Considering that writing papers is one of the college uses most suited to a netbook, screen size and resolution are important. Most of the popular models feature 10.1-inch displays, although the Acer Aspire One models have 11.6-inch screens. With most models, the screen resolution is 1024x600; the Acer Aspire One AO722 and Samsung NF310 boast 1366x768 resolution.
While the similarities among netbooks outweigh their differences, each netbook company usually offers some feature to set its device apart from the pack. For example, the Acer Aspire One netbooks have touchpads that support circular motion scrolling, pinch-action zoom, and page flip. The Asus Eee PC netbooks feature matte displays instead of the seemingly ubiquitous glossy screens. Plus, they come with 500 GB of Asus-hosted web-based backup and storage.
Gone are the days when netbook makers put Windows XP, Windows CE, or Linux on their machines and called it a day. Now every netbook of note includes some version of Windows 7: either Windows 7 Starter or Home Premium.
Windows 7 Starter offers a collection of programs for doing the basics--using the internet, sending e-mail, creating documents, playing media, and connecting to networks--but nobody would mistake this for a fully turnkey computing experience. The Home Premium edition, a $120 upgrade when purchased directly from Microsoft, adds a few features that will appeal enormously to some users: 64-bit support and the ability to create and play DVDs (using an external player).

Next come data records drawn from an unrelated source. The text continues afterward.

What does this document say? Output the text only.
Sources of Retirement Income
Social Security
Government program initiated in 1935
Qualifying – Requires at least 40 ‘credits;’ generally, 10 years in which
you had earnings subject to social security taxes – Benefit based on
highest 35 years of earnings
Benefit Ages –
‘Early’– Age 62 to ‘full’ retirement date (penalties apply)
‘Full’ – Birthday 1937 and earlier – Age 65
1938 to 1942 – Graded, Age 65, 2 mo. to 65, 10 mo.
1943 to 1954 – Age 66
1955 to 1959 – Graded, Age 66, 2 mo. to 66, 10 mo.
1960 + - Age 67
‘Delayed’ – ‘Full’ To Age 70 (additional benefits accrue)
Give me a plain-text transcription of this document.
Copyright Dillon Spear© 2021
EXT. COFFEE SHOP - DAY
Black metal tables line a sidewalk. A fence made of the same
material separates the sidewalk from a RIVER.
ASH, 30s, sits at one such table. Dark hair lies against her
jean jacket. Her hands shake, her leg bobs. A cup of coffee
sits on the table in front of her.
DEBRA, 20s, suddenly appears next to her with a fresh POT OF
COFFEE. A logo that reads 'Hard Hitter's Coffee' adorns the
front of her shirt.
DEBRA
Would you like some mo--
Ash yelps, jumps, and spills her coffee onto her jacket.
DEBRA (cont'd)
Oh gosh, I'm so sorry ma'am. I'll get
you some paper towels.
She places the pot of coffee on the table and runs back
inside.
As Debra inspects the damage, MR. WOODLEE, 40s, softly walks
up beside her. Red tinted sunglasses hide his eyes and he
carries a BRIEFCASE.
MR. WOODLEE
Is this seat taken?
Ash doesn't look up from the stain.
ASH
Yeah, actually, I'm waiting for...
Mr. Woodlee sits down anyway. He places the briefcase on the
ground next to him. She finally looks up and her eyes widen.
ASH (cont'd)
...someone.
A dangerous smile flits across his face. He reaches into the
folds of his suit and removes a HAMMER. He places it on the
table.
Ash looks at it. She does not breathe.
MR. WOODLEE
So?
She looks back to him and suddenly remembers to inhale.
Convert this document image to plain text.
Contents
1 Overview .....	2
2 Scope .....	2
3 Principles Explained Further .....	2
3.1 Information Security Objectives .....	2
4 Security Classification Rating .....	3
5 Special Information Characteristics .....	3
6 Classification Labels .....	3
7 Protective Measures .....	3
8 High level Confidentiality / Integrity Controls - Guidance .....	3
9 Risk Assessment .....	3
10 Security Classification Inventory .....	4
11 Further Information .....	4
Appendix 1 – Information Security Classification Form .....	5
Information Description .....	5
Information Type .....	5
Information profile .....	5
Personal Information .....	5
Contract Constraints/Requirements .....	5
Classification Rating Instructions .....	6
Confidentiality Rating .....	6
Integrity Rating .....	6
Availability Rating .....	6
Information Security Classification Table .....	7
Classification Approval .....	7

Faced with the bare-bones environment on her netbooks, Bellevue's Connely compiled a list of recommended websites where students can obtain free software, much of it delivered as an online service.
Her no-nonsense approach illustrates the unheralded advantage of the netbook: It can serve as a portable cloud terminal that gives users easy access to applications hosted somewhere else. Libraries can check them out to students for an afternoon study session; configurable classrooms might keep a supply on hand for team use; and computer labs can provide a few for casual couch-surfing access. The possibilities are as unlimited as the cloud itself.
Netbook Niche: Scanning on Campus
LeTourneau University in Longview, TX, introduced netbooks in 2009 to act as an on-campus scanning system that was dramatically faster, more flexible, and less expensive than proprietary solutions. A dozen netbooks have replaced a collection of handheld magnetic stripe readers for recording student attendance at mandatory chapel and to track participation in other campus events, such as a health fair and career fair.
According to programmer/analyst Steven Hadfield, the netbooks are all ASUS Eee PC 1000 HEs running Windows 7 Enterprise. "We wanted a platform that was reliable, as well as one that had replaceable elements using commodity hardware," he says. "The [scanning] application we built was written in Java, which allows cross-platform support in terms of both hardware and operating system. As a result of using commodity hardware, we were open to purchase cheaper hardware that our IT staff would be able to directly support."
The university chose the specific model of Asus netbook because it was powerful enough to handle even the fastest swipes through the USB-powered bar-code readers, says Hadfield. Plus, it can run for hours without being plugged in, is small enough to be installed inside a kiosk, and has a screen large enough to allow attendees to see their picture when it is displayed.